The integration of all groups of Muslims into French society has become an increasingly prominent political issue in recent years. France hosts Europe's largest Muslim minority, an estimated five million people.
In 2011, France became the first European country to ban the full-face Islamic veil in public places.
The Council of Europe's posters started drawing the attention of French politicians from parties of the left, right and centre on Monday.
Among those to weigh in were leading candidates in next year's presidential election.

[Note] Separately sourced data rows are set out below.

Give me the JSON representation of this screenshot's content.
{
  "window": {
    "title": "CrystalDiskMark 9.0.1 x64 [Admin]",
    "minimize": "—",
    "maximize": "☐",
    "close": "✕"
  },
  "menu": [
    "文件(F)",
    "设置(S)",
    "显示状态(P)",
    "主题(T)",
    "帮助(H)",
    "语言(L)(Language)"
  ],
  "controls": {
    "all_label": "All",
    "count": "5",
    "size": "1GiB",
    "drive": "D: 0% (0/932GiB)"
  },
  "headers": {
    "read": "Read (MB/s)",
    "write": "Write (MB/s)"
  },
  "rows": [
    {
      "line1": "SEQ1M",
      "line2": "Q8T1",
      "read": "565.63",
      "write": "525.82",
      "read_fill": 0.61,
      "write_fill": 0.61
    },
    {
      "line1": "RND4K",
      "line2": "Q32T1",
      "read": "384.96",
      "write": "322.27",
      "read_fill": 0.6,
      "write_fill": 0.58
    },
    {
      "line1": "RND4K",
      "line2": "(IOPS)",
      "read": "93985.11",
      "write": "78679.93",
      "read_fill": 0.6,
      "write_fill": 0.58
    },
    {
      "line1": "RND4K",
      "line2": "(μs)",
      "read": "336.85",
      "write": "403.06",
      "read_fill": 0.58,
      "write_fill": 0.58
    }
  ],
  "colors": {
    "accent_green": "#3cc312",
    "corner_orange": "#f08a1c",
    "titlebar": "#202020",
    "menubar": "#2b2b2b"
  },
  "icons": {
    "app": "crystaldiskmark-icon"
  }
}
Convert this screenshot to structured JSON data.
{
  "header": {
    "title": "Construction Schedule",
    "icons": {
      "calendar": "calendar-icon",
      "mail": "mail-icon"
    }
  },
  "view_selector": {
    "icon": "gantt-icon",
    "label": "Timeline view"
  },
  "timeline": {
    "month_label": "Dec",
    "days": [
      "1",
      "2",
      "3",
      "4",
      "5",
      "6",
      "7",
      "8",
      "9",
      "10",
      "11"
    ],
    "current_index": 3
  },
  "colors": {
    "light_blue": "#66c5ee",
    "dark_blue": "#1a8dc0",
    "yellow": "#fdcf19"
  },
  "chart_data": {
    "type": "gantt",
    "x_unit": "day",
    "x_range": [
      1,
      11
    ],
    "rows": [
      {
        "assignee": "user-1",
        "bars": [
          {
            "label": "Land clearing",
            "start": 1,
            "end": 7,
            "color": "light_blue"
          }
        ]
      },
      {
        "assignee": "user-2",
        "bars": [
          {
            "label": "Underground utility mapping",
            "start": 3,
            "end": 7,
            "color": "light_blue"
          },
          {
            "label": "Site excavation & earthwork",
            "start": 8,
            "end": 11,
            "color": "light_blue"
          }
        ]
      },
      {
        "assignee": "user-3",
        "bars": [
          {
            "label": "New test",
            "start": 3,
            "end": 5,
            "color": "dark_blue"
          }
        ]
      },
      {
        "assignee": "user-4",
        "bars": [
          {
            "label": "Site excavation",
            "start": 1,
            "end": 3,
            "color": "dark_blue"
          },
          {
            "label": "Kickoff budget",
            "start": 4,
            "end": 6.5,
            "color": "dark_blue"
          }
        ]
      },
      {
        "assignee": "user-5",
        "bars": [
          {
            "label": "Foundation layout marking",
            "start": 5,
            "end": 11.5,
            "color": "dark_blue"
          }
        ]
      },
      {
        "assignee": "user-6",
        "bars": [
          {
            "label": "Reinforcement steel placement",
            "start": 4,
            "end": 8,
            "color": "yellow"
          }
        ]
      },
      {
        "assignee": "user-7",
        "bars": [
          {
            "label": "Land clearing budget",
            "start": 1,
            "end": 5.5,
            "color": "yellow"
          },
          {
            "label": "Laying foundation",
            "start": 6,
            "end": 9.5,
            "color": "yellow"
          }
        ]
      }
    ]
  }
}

In one tweet, far-right commentator Eric Zemmour, who is riding high in the polls despite not yet declaring his candidacy, accused the campaign of promoting "the veiling of Europeans".
National Rally candidate Marine Le Pen tweeted: "It's when women take their veil off that they become free, not the other way around."
Cette communication européenne en faveur du voile islamiste est scandaleuse et indécente alors que des millions de femmes se battent avec courage contre cet asservissement, y compris en France.— Marine Le Pen (@MLP_officiel) November 2, 2021
C’est quand les femmes retirent le voile qu’elles deviennent libres pas l’inverse ! https://t.co/Zvn1Z6GENC
Ms Taner responded: "If there's a claim of freedom, this freedom should be universal.
"This should include the freedom to choose what to wear, but also the freedom to choose what not to wear."
Ms Taner said in France, where is liberty is highly valued, "there is a double standard where this freedom is not protected at the same level" for specific groups, such as Muslim women.